CSIRO announces COVID treatment project, new Chief Scientist
Australia’s national science agency, CSIRO, will spearhead a $1.7 million project to identify new treatments for COVID-19, including so-called ‘long COVID’. Scientists will develop a faster, smarter way of rapidly screening existing drugs and advancing those that can be used to treat COVID-19 and aim to have identified suitable TGA- or FDA-approved drug candidates to progress to phase 2–3 human clinical trials within a year.
Led by researchers at CSIRO’s Australian Centre for Disease Preparedness in Geelong, the project received $1 million in funding from the Australian Government’s Medical Research Future Fund (MRFF), with the remaining contributed by CSIRO. The initiative has academic collaborators from Barwon Health, Deakin University, Monash University, QIMR Berghofer Medical Research Institute, Swinburne University of Technology, The University of Melbourne and UNSW Sydney.
Project leader Dr SS Vasan, said in addition to vaccines, there is an urgent need for safe, effective and affordable COVID-19 treatments that specifically targeted the virus.
“A great strategy to find potential COVID-19 treatments is to repurpose drugs already approved for other diseases, but the current methods to do this are expensive, time-consuming and not fit-for-purpose,” Dr Vasan said.
“The MRFF funding will enable us to develop a multi-tissue drug screening tool, tailored for infections by SARS-CoV-2 and all its variants of concern, which could help fast-track drugs for phase 2–3 human clinical trials and minimise the need for animal trials.”
The scientists will use four types of clinically-relevant human tissues — lower respiratory tract, lung, neural and cardiac tissues — specifically selected based on how SARS-CoV-2 infects people. Project collaborator Professor Eugene Athan, Barwon Health’s Director of Infectious Diseases, said the lower respiratory tract and lung models are appropriate because they play a key role in severe infections.
“The neural and cardiac tissues are highly relevant because this disease is now known to cause neurologic disorders, heart dysfunction and damage in some patients,” Prof Athan said.
The scientists will use novel systems biology (a biomedical approach to understand the bigger picture) and machine learning methods to differentiate between healthy and diseased states of key human tissues, which will enable additional ways to determine if a drug is able to reliably restore a diseased tissue to a healthier state.
News of the project comes shortly after CSIRO announced the appointment of Professor Bronwyn Fox as its new Chief Scientist, close to 30 years after she began her career with CSIRO as a research assistant.
Prof Fox, CSIRO’s fourth female Chief Scientist, joins the agency from Swinburne University of Technology, where she is Deputy Vice-Chancellor (Research and Enterprise).
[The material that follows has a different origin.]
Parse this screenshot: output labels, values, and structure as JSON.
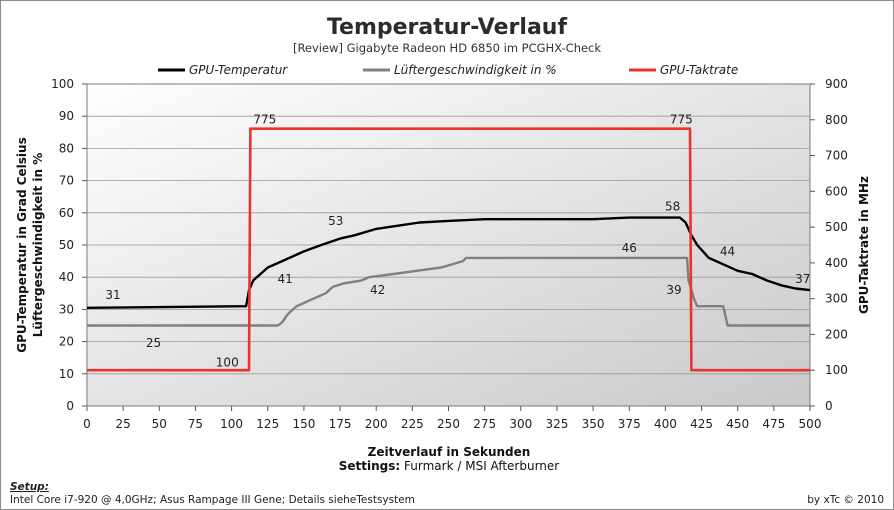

As a materials and engineering scientist, she was the founding Director of Swinburne’s Manufacturing Futures Research Institute, with a mission to support the transition of Australia’s manufacturing sector to Industry 4.0.
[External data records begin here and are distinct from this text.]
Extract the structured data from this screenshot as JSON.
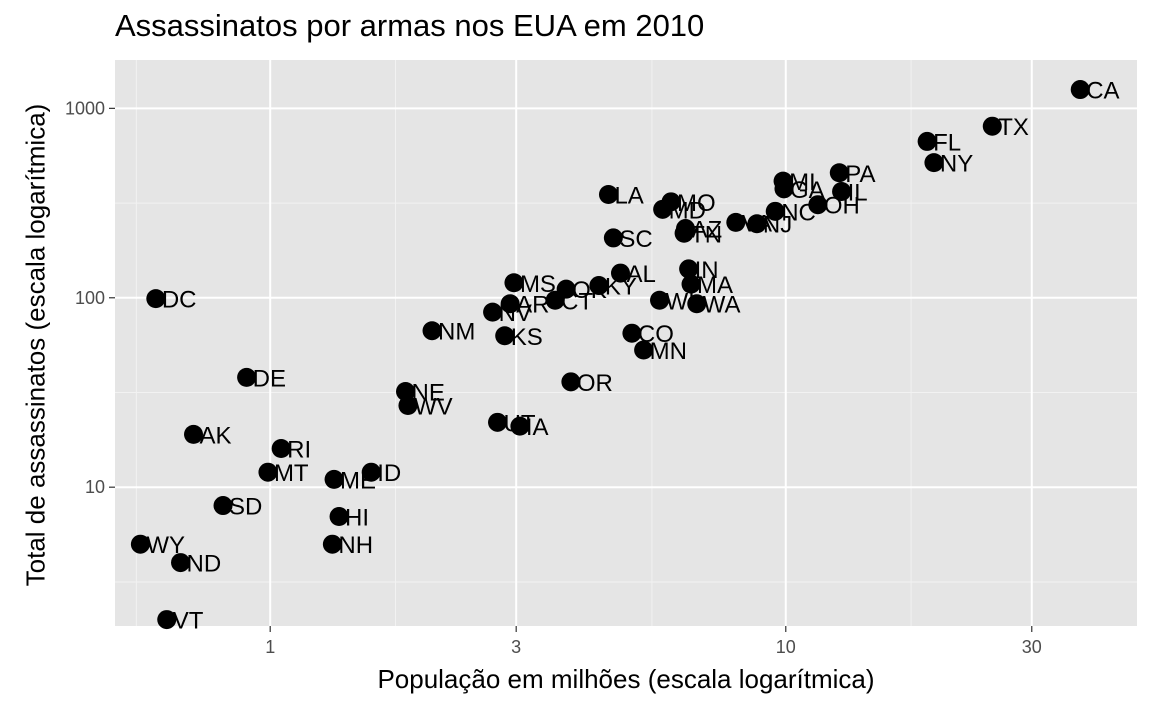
{
  "chart_data": {
    "type": "scatter",
    "title": "Assassinatos por armas nos EUA em 2010",
    "xlabel": "População em milhões (escala logarítmica)",
    "ylabel": "Total de assassinatos (escala logarítmica)",
    "x_scale": "log10",
    "y_scale": "log10",
    "xlim": [
      0.5,
      48
    ],
    "ylim": [
      1.85,
      1800
    ],
    "x_ticks": [
      1,
      3,
      10,
      30
    ],
    "y_ticks": [
      10,
      100,
      1000
    ],
    "x_tick_labels": [
      "1",
      "3",
      "10",
      "30"
    ],
    "y_tick_labels": [
      "10",
      "100",
      "1000"
    ],
    "x_minor_gridlines": [
      0.55,
      1.75,
      5.5,
      17.5
    ],
    "y_minor_gridlines": [
      3.16,
      31.6,
      316
    ],
    "grid": true,
    "background_color": "#e5e5e5",
    "point_color": "#000000",
    "points": [
      {
        "label": "CA",
        "x": 37.25,
        "y": 1257
      },
      {
        "label": "TX",
        "x": 25.15,
        "y": 805
      },
      {
        "label": "FL",
        "x": 18.8,
        "y": 669
      },
      {
        "label": "NY",
        "x": 19.38,
        "y": 517
      },
      {
        "label": "PA",
        "x": 12.7,
        "y": 457
      },
      {
        "label": "MI",
        "x": 9.88,
        "y": 413
      },
      {
        "label": "GA",
        "x": 9.92,
        "y": 376
      },
      {
        "label": "IL",
        "x": 12.83,
        "y": 364
      },
      {
        "label": "OH",
        "x": 11.54,
        "y": 310
      },
      {
        "label": "NC",
        "x": 9.54,
        "y": 286
      },
      {
        "label": "NJ",
        "x": 8.79,
        "y": 246
      },
      {
        "label": "VA",
        "x": 8.0,
        "y": 250
      },
      {
        "label": "LA",
        "x": 4.53,
        "y": 351
      },
      {
        "label": "MO",
        "x": 5.99,
        "y": 321
      },
      {
        "label": "MD",
        "x": 5.77,
        "y": 293
      },
      {
        "label": "TN",
        "x": 6.35,
        "y": 219
      },
      {
        "label": "AZ",
        "x": 6.39,
        "y": 232
      },
      {
        "label": "SC",
        "x": 4.63,
        "y": 207
      },
      {
        "label": "IN",
        "x": 6.48,
        "y": 142
      },
      {
        "label": "AL",
        "x": 4.78,
        "y": 135
      },
      {
        "label": "MA",
        "x": 6.55,
        "y": 118
      },
      {
        "label": "WA",
        "x": 6.72,
        "y": 93
      },
      {
        "label": "WI",
        "x": 5.69,
        "y": 97
      },
      {
        "label": "KY",
        "x": 4.34,
        "y": 116
      },
      {
        "label": "OK",
        "x": 3.75,
        "y": 111
      },
      {
        "label": "CT",
        "x": 3.57,
        "y": 97
      },
      {
        "label": "MS",
        "x": 2.97,
        "y": 120
      },
      {
        "label": "AR",
        "x": 2.92,
        "y": 93
      },
      {
        "label": "NV",
        "x": 2.7,
        "y": 84
      },
      {
        "label": "KS",
        "x": 2.85,
        "y": 63
      },
      {
        "label": "CO",
        "x": 5.03,
        "y": 65
      },
      {
        "label": "MN",
        "x": 5.3,
        "y": 53
      },
      {
        "label": "NM",
        "x": 2.06,
        "y": 67
      },
      {
        "label": "OR",
        "x": 3.83,
        "y": 36
      },
      {
        "label": "UT",
        "x": 2.76,
        "y": 22
      },
      {
        "label": "IA",
        "x": 3.05,
        "y": 21
      },
      {
        "label": "NE",
        "x": 1.83,
        "y": 32
      },
      {
        "label": "WV",
        "x": 1.85,
        "y": 27
      },
      {
        "label": "DC",
        "x": 0.6,
        "y": 99
      },
      {
        "label": "DE",
        "x": 0.9,
        "y": 38
      },
      {
        "label": "AK",
        "x": 0.71,
        "y": 19
      },
      {
        "label": "RI",
        "x": 1.05,
        "y": 16
      },
      {
        "label": "MT",
        "x": 0.99,
        "y": 12
      },
      {
        "label": "ID",
        "x": 1.57,
        "y": 12
      },
      {
        "label": "ME",
        "x": 1.33,
        "y": 11
      },
      {
        "label": "SD",
        "x": 0.81,
        "y": 8
      },
      {
        "label": "HI",
        "x": 1.36,
        "y": 7
      },
      {
        "label": "NH",
        "x": 1.32,
        "y": 5
      },
      {
        "label": "WY",
        "x": 0.56,
        "y": 5
      },
      {
        "label": "ND",
        "x": 0.67,
        "y": 4
      },
      {
        "label": "VT",
        "x": 0.63,
        "y": 2
      }
    ]
  }
}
She also is also currently Chair of the Australian Academy of Technology and Engineering (Victorian Division), a Fellow of the Academy of Technological Sciences and Engineering (ATSE), a Fellow of the Royal Australian Chemical Institute (RACI) and a Graduate of the Australian Institute of Company Directors (GAICD).
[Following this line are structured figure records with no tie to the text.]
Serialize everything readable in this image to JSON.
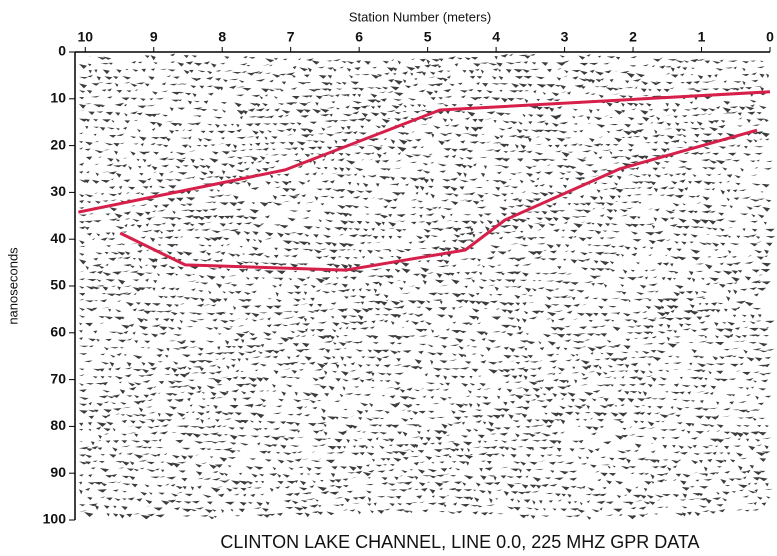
{
  "chart_data": {
    "type": "line",
    "title": "CLINTON LAKE CHANNEL, LINE 0.0, 225 MHZ GPR DATA",
    "x_label": "Station Number (meters)",
    "y_label": "nanoseconds",
    "xlim": [
      10.15,
      0
    ],
    "xticks": [
      10,
      9,
      8,
      7,
      6,
      5,
      4,
      3,
      2,
      1,
      0
    ],
    "ylim": [
      0,
      100
    ],
    "yticks": [
      0,
      10,
      20,
      30,
      40,
      50,
      60,
      70,
      80,
      90,
      100
    ],
    "y_inverted": true,
    "series": [
      {
        "color": "#d6204a",
        "x": [
          10.1,
          7.08,
          4.82,
          0
        ],
        "values": [
          34.2,
          25.2,
          12.4,
          8.5
        ]
      },
      {
        "color": "#d6204a",
        "x": [
          9.49,
          8.54,
          6.2,
          4.45,
          3.87,
          2.2,
          0.19
        ],
        "values": [
          38.7,
          45.5,
          46.6,
          42.3,
          35.9,
          25,
          16.7
        ]
      }
    ]
  }
}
CSIRO Chief Executive Dr Larry Marshall said Prof Fox brings great depth of scientific experience to the role, describing her as “driven to deliver, brilliant but humble, leading by listening and a generous collaborator”.
“She has a long history of bringing together researchers from across multiple scientific domains and institutions, leveraging digital science, and helping industry to translate brilliant ideas into real-world solutions,” Dr Marshall said.
“Her sustained commitment to supporting the growth of the manufacturing industry in Australia strongly supports our purpose to deliver solutions from science that drive Australia’s economic recovery and resilience.”
Prof Fox said it was “wonderful to return to CSIRO as Chief Scientist after starting as a 22-year-old research assistant, and to be able to champion science research and capability, working with industry and fostering STEM careers”.
“The depth of scientific research at CSIRO and its committed people are a unique and special national treasure, and I look forward to taking up the role,” she concluded.